The farm was viewed as a continuation of governmental agricultural studies that dated back to the nation’s founding. At the end of the Civil War, a 40-acre federal experimental garden had been created in downtown D.C. near the National Mall, but this soon proved inadequate. Setting its sights on the Virginia side of the Potomac, Congress in 1900 approved the transfer of 400 acres from the former Custis-Lee estate, then governed by the War Department, for use as an experimental farm, along with an initial $10,000 appropriation.
At the farm, workers also tested various tools and machinery, including a “shaking machine” and a “stirring machine” that were used for making fertilizer. Other experiments involved the study of plant diseases, food dyes, road-building materials and proper crop storage.

But for decades, hemp was a major focus. Lyster Dewey conducted numerous experiments and gathered data about hemp’s suitability in fiber production, which he recorded on more than a thousand index cards—a collection that became known as the “Dewey Index”—and published in reports and articles.

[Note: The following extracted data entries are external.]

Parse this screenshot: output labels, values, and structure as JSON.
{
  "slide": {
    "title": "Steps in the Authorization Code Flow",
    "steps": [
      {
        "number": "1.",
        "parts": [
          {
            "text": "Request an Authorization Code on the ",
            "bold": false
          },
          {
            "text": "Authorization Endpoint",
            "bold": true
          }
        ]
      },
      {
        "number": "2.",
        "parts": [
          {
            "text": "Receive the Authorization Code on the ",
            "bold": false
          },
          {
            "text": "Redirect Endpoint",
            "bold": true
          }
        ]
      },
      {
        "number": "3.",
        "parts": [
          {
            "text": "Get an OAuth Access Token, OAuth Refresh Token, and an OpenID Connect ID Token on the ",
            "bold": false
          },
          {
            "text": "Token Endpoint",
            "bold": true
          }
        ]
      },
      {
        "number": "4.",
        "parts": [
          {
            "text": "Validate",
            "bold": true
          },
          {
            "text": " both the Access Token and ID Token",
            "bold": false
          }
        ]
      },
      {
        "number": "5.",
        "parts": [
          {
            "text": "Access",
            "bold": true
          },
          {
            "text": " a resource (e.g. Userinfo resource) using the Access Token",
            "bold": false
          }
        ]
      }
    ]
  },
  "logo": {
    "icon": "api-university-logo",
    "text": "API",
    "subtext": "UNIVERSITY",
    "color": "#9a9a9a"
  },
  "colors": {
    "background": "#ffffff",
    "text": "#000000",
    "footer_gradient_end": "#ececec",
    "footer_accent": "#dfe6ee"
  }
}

Dewey was also a prolific diarist whose entries were terse but informative. “Thursday, October 19, 1922. Fair, cool,” began one entry. “Go to Arlington Farm on the 9 a.m. bus and work all day. Harvesting Kymington, Yarrow, Tochigi, Tochimington, Keijo and Chinamington hemp.”
In 1940, to make room for the construction of the Pentagon, the farm moved again—this time to Beltsville, Maryland, to become part of what is now called the Henry A. Wallace Beltsville Agricultural Research Center, which conducts research on animal health, crop production, food safety and other areas of study. (It includes the National Agricultural Library, where Dewey’s index cards are archived.) The Pentagon was completed three years later.